Babatunde also noted that BoI’s funding of cinema projects had been very successful as operators of such projects who took loans from the bank are not defaulting. He gave the example of FilmHouse, established a few years ago by Kenneth Mkparu, which, he said, had finished repaying the loan it got from the bank.
“We introduced the idea of a collection account together with a commercial bank, so that in FilmHouse’s ticketing arrangement, the money coming in was being domiciled in that account, and as they put the money in there, at the end of every month, we got money directly from the bank,” Babatunde explained.
“And it will interest you to know that that particular account has finished paying through that arrangement. The arrangement was so good that the company succeeded in repaying the full loan through the proceeds from the business – through that collection account.”
Also according to Group Head, Creative Desk at BoI, Mrs Uche Nwuka, the bank has been working with the British Council especially in the area of capacity building for stakeholders in the entertainment sector.
“The award presented to us as the best financial institution that has supported the creative industry,” she said. “From their own analysis, they found out that BoI has been supporting the industry from the first day the government announced the need to do so based on sector’s contribution to the GDP
“BoI has been working with some organisations, especially the British Council, in the areas of mapping out the industry, capacity building and capacity training of stakeholders.”
She noted that the company had supported some eight different projects in the industry, including FilmHouse, which she described as the bank’s baby. “We supported this project without any collateral and we are happy to say that the project performed very well. This kind of contribution was also reviewed by the British Council.”
Other projects the bank has supported are Silverbird Cinema, Ozone Cinema and Viva Cinema. It also supported the production of Flower Girl and a film adapted from Chimamanda Adichie’s novel, Half of a Yellow Sun.
Nwuka added that outside loan structures, BoI had supported the exhibition of Nigeria’s creative potential when it powered Cultural Olympiad during the 2012 Olympic Games in London. She noted that the company believes that happenings in the creative industries worldwide, covering fashion, music, film and TV, theatre, literature and arts and craft, have shown that some of the world’s most talented youths are either Nigerians or of Nigerian origin.
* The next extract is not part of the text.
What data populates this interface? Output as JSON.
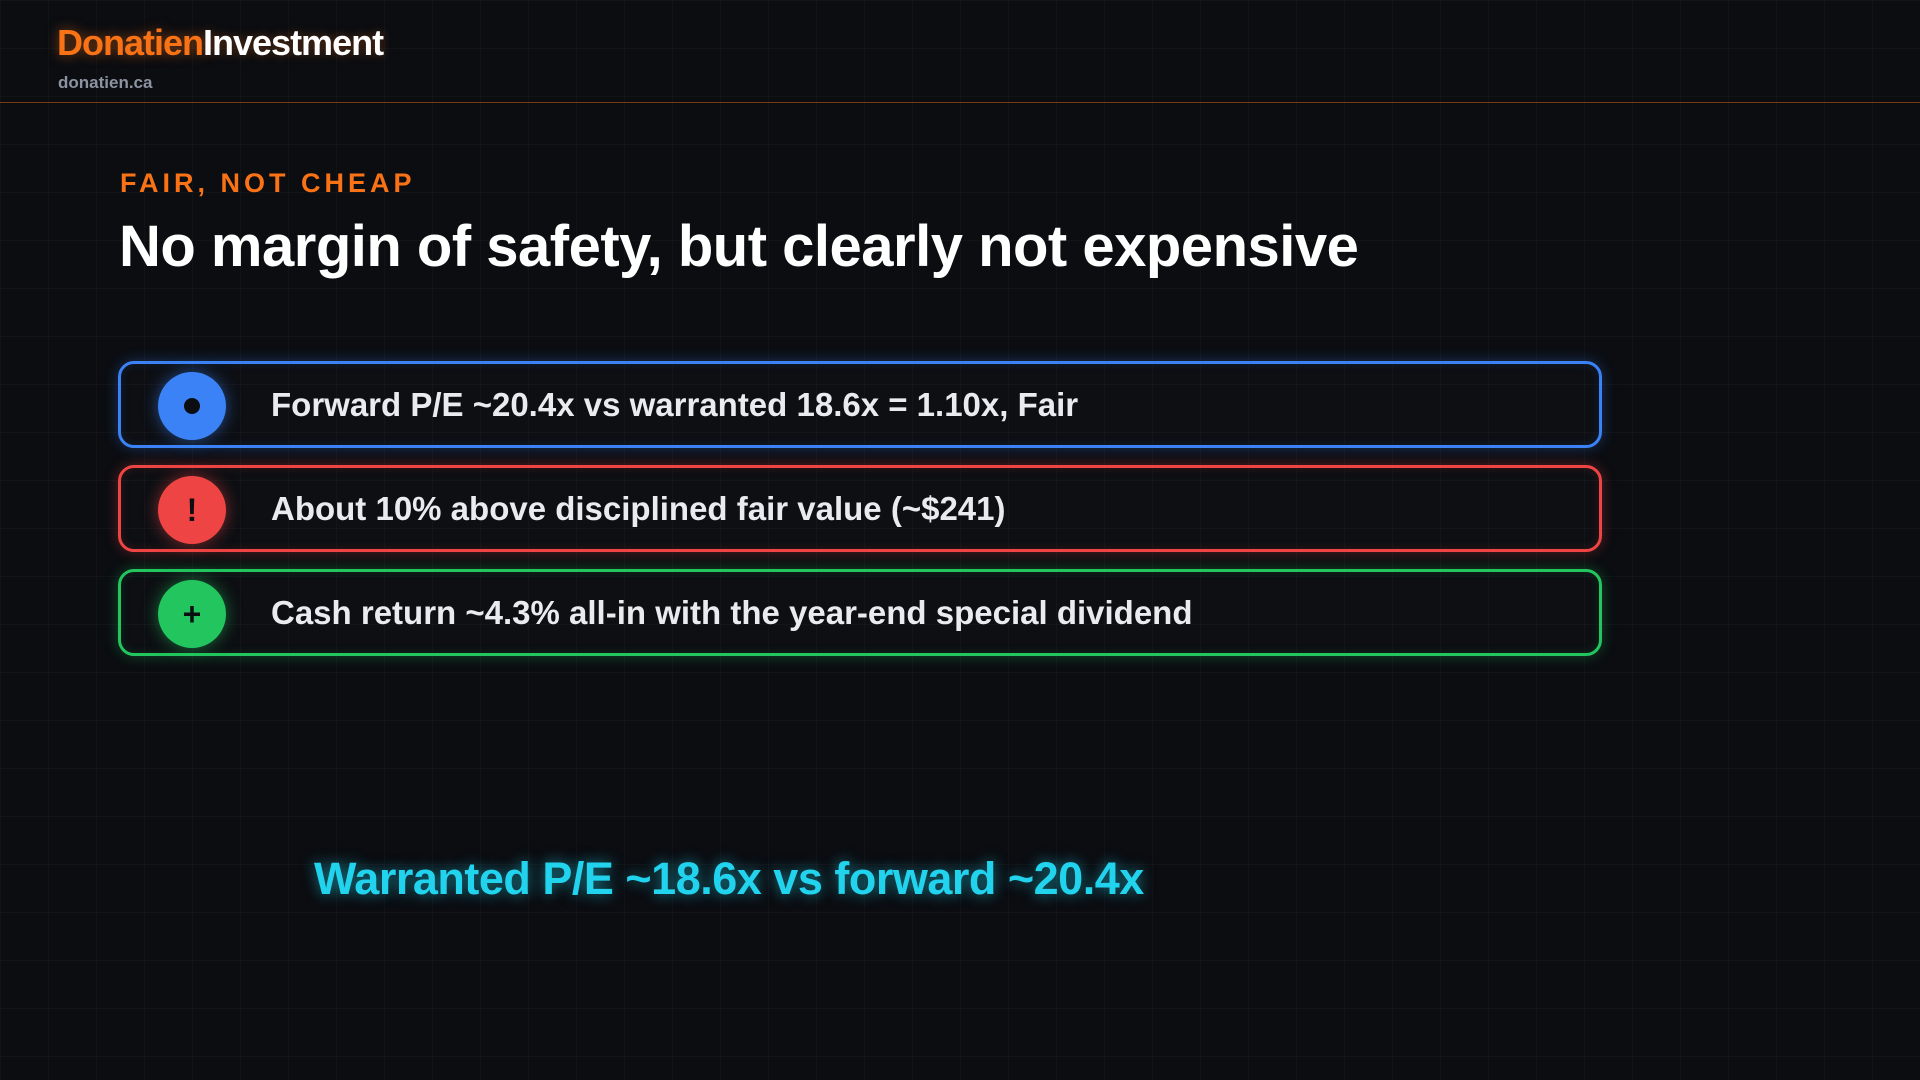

BoI’s sponsorship of the cultural olympiad covered the staging of three plays produced by Lufodo Productions. These are Wole Soyinka’s The Lion and the Jewel, directed by Niji Akanni; Fred Agbeyegbe’s The King must Dance Naked, directed by Bayo Oduneye; and Sefi Atta’s The Naming Ceremony. The plays variously featured star actors such as couple founders of Lofodo, Olu Jacobs and Joke Silva,
Toyin Osinaike, Keppy Ekpeyong, Edmond Enaibe, O C Ukeje, Segun Arinze and Bimbo Akintola. Speaking during a conference at the event, one of the bank’s officials, Waheed Olagunju, had said, “The service sector, through our creative industries, easily stands out as one of Nigeria’s leading exports if not the biggest in terms of global reach, territorially and demographically. While we know where Nigeria’s oil and gas are sold, we are not able to track the works of Nigerian artists, musicians, writers, film producers, fashion designers. In spite of our challenges, they are all over the world.”